While December was a barren month for Colman, Schemion went on a bit of a run at the EPT Prague, cashing in three tournaments in as many days.

His final cash, at the High Roller event, netted him $ 176,176 for sixth place. Had he finished one spot higher in that tournament he would have overtaken Colman in the Global Poker Index.

In fact, Schemion’s tally of 17 cashes in major events (he only plays major events!) this year is somewhat remarkable, especially when you consider he had 19 last year.

Colman (only) had 11 cashes this year, one of which was that $15 million beast of a payday at the Big One for One Drop, but even if you imagine the One Drop hadn’t happened, he still has a “Player of the Year” type of vibe going on: a first place finish in at the EPT High Roller in Monte Carlo here; a victory at the Seminole Hard Rock Poker Open there; a smattering of major final tables and an WPT Alpha 8 victory thrown in for good measure.

Forget the One Drop

Without the One Drop, Colman still managed to win an extraordinary $7 million-plus, which is more than Schemion has won in his entire career. $7 million would have been enough to put him third in the overall money list for the year, behind WSOP champ Martin Jacobson and Daniel Negreanu.

And if the One Drop had never happened, Negreanu wouldn’t be there either, which makes things even more confusing.

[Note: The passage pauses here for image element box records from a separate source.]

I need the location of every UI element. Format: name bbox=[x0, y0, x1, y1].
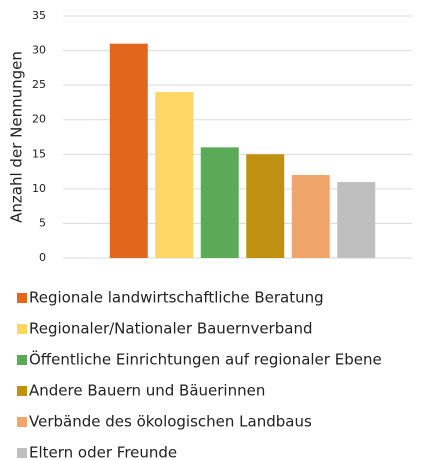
bar bbox=[200, 147, 239, 258]
legend-label: Regionaler/Nationaler Bauernverband bbox=[29, 320, 312, 338]
y-tick-label: 15 bbox=[32, 147, 46, 160]
y-tick-label: 25 bbox=[32, 78, 46, 91]
legend-swatch bbox=[17, 448, 27, 458]
legend-label: Andere Bauern und Bäuerinnen bbox=[29, 382, 265, 400]
legend-label: Regionale landwirtschaftliche Beratung bbox=[29, 289, 324, 307]
legend-label: Öffentliche Einrichtungen auf regionaler… bbox=[29, 350, 382, 369]
y-tick-label: 5 bbox=[39, 216, 46, 229]
legend-label: Eltern oder Freunde bbox=[29, 444, 177, 460]
y-tick-label: 30 bbox=[32, 44, 46, 57]
y-tick-label: 35 bbox=[32, 9, 46, 22]
bar bbox=[291, 175, 330, 258]
bar bbox=[109, 43, 148, 259]
legend-label: Verbände des ökologischen Landbaus bbox=[29, 413, 312, 431]
legend-swatch bbox=[17, 417, 27, 427]
bar bbox=[337, 181, 376, 258]
legend-swatch bbox=[17, 386, 27, 396]
y-tick-label: 10 bbox=[32, 182, 46, 195]
legend-swatch bbox=[17, 324, 27, 334]
legend-swatch bbox=[17, 293, 27, 303]
y-tick-label: 0 bbox=[39, 251, 46, 264]
y-axis-label: Anzahl der Nennungen bbox=[8, 51, 26, 223]
bar bbox=[246, 154, 285, 258]
bar bbox=[155, 92, 194, 258]
y-tick-label: 20 bbox=[32, 113, 46, 126]
legend-swatch bbox=[17, 355, 27, 365]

Finally, though, we’d like to shower kudos on an obscure Italian player named Flaminio Malaguti, who notched up the most cashes of anyone anywhere in 2014, a staggering 47, although these were solely in buy-in events of around $100 in and around the Las Vegas area. And since Colman won all the others, we’d like to give him our POY award.

You, Flaminio, are a legend, but isn’t it time to move up in stakes?